Mauritius and India share a common cultural heritage. Their ancient system of naturopathy, AYUSH and alternative Medicare system can be an effective remedy, particularly in these times. What is your opinion on this?
AYUSH – the combined Indian system of medicine is deeply rooted in Mauritian culture, Ayurveda, Homeopathy and Yoga are well-practised in Mauritius. Mauritius is a privileged country where Ayurveda is integrated with the public health sector.

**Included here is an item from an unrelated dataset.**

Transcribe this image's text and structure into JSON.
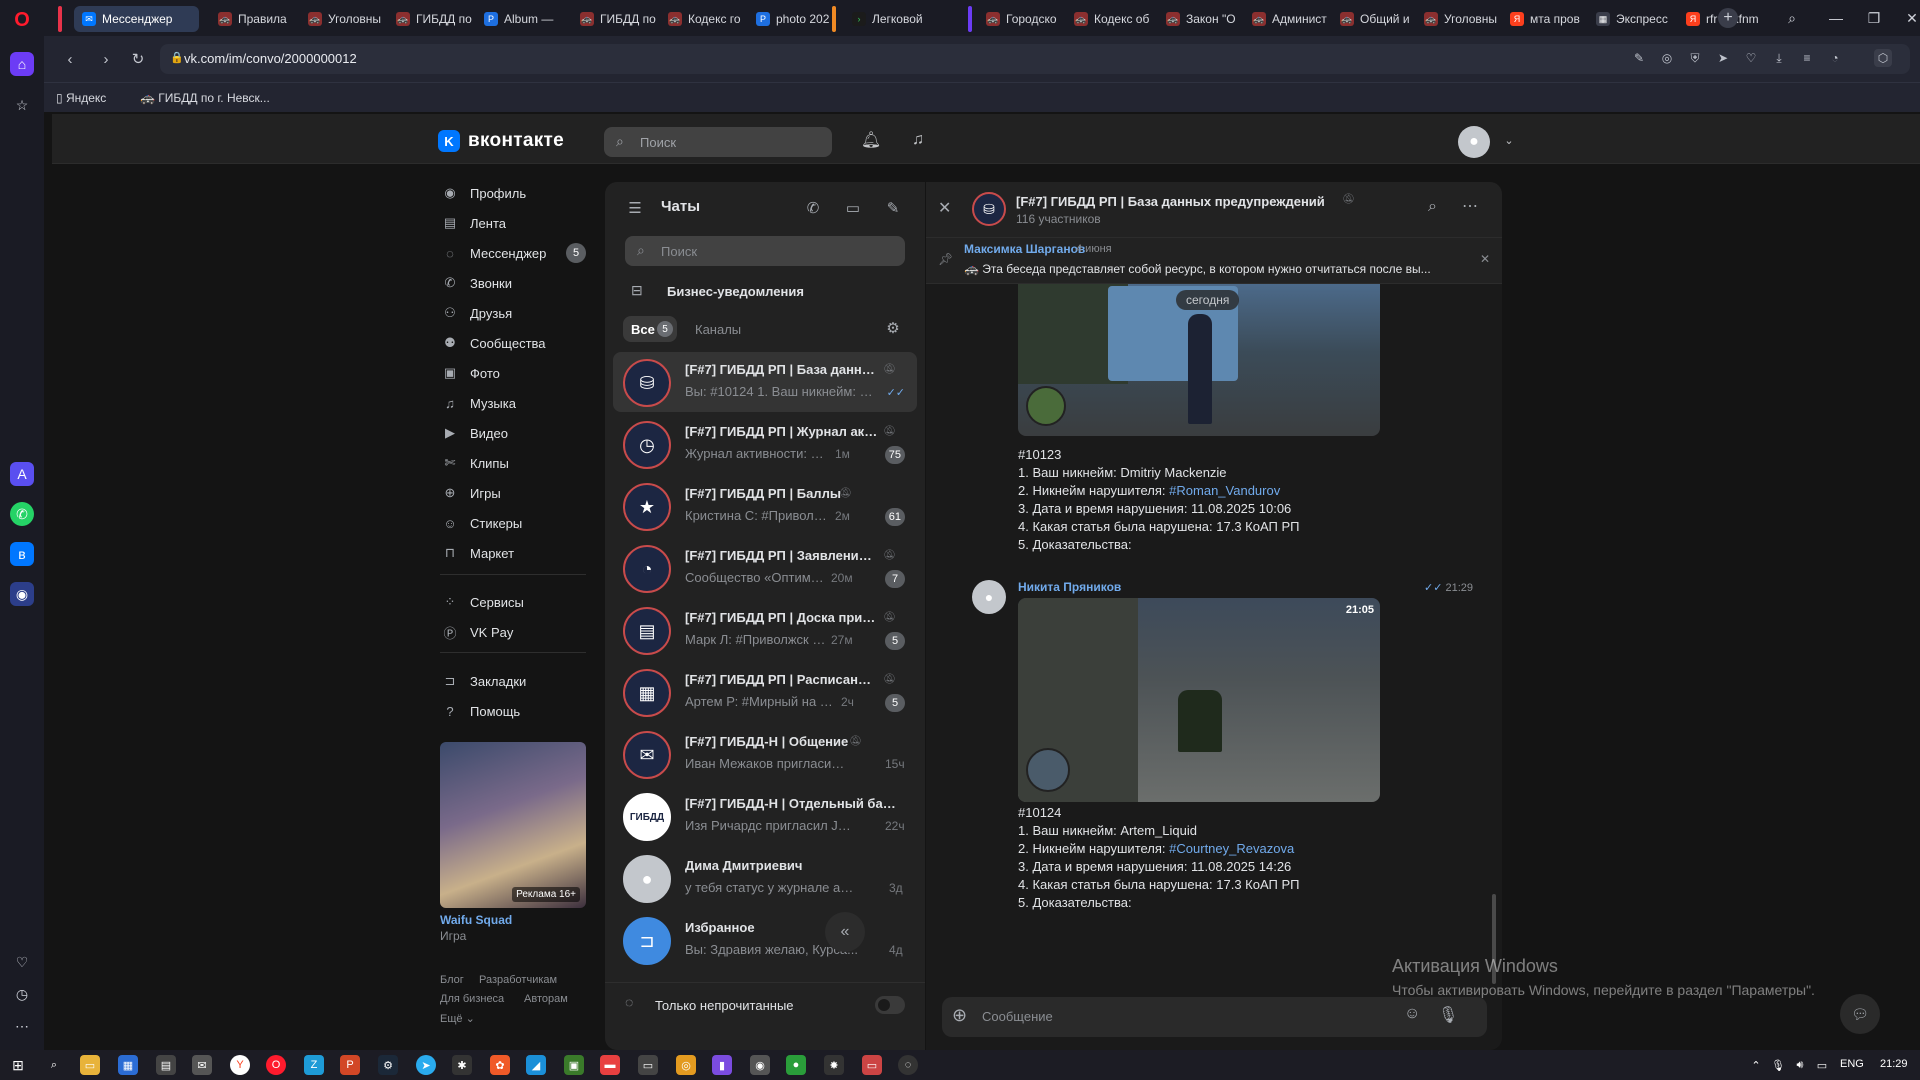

Ayurveda has a holistic approach in both management of health and treating the diseased condition. Though at present no specific treatment has yet been established for COVID-19, Ayurveda presents its most effective and time tested fundamentals of preventive aspects to deal with such conditions which is clearly described as “Janopadhwans’ epidemic diseases.
Not the least, the link between psychological distress and immune responses to such infectious conditions can also be dealt with Ayurvedic concepts of “Satvavajaya’ counselling, Yoga and “Swasthavritta’ (social hygiene).
Both sanitary measures and the concept of social distancing have been well established in our daily and seasonal regimen. Further, in such condition, there is a need to step ahead to develop an integrative treatment protocol incorporating Ayurveda for the best outcomes in the management of not only COVID-19 but many other such infectious diseases which may further challenge humanity.
Pandemic like COVID-19 has become the biggest challenge where the whole community is suffering.
We should look forward to bringing standards for modern medicine and traditional medicine in integration. In addition, we should bring the value of Yoga and Ayurveda which is evidencebased, whereby Ayurveda should be imbibed as a system rather than a drug for treatment purposes, for the welfare of humanity. Through Ayurveda, way of life, physical, mental and emotional health can be improved in the present pandemic.